Simon Taylor is co-founder and director of Global Witness. He worked on Global Witness’s first investigation into how the illegal timber trade between Cambodia and Thailand was funding the genocidal Khmer Rouge regime, following which, he launched and led Global Witness’s oil and corruption campaign in December 1999, after investigating companies and elite groups involved in this sector. This began the global call for transparency around payments by companies to governments for natural resources, leading to Global Witness’s conception and co-launch of the Publish What You Pay (PWYP) campaign, which now consists of civil society organizations in over 40 countries worldwide. Simon has detailed expertise of natural resource-related corruption and extensive advocacy experience, and continues to be at the forefront of the push for a global standard of revenue transparency legislation, as well as being actively involved in Global Witness’s work to expose corruption in the sector. In addition, he is involved in the strategic leadership of the organization.
Charmian Gooch is co-founder and director of Global Witness. She jointly led Global Witness's first campaign, exposing the trade in timber between the Khmer Rouge and Thai logging companies and their political and military backers. Subsequently, Charmian developed and launched Global Witness’s campaign to combat ‘blood diamonds;’ Global Witness was nominated for the 2003 Nobel Peace Prize as a result of this work. In 2014 Charmian was awarded the TED Prize.
Patrick Alley is co-founder and board member of Global Witness. Since posing as a timber buyer in Global Witness’s first investigation into the Thai-Khmer Rouge timber trade in 1995, Patrick has taken part in over fifty field investigations in South East Asia, Africa, and Europe and in subsequent advocacy activities. Patrick has focused on Global Witness’s campaigns on conflict resources, notably former Liberian President Charles Taylor’s ‘arms for timber’ trade, the minerals trade in Eastern DRC and more recently the Central African Republic, as well as providing strategic direction for Global Witness’ work on forest issues, especially challenging industrial scale logging and land grabbing in the tropics.

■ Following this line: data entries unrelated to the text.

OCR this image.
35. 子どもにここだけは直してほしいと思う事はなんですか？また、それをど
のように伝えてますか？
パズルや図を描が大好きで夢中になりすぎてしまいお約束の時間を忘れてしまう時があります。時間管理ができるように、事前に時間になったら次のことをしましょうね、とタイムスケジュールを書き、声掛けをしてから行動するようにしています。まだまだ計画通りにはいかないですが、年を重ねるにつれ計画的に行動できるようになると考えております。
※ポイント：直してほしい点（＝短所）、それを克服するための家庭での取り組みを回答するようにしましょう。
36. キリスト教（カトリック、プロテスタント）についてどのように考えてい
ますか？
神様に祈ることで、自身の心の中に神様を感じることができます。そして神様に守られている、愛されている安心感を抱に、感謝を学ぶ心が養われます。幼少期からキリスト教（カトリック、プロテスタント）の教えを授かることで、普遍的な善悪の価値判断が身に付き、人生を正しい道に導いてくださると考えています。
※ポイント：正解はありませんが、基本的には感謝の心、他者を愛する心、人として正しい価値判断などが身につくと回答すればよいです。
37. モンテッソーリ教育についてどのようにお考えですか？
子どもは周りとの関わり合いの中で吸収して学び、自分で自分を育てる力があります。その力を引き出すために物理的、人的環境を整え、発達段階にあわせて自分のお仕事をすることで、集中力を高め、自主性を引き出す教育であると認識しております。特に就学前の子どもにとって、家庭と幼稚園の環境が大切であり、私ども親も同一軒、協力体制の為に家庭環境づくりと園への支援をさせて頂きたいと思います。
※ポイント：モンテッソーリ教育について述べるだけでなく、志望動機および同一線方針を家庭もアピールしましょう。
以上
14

The three founders met while working at the environmental non-profit, the Environmental Investigation Agency (EIA). All individually interested in Cambodia – then coming out of 30 years of civil war – they spent many hours in London's pubs discussing the political and military developments in-country. They learned from the press that the infamous Khmer Rouge guerrilla organization – then boycotting Cambodia’s UN brokered elections - was trading rainforest timber with Thailand. Given that the rainforests were being cut to fund a war, Patrick, Simon and Charmian asked themselves: “is that an environmental issue, or a human rights issue?” Shortly followed by: “Why doesn’t someone do something about that?” Then after a short pause – “Why don’t we?” And thus Global Witness became the first organization working on the nexus of natural resources and human rights issues.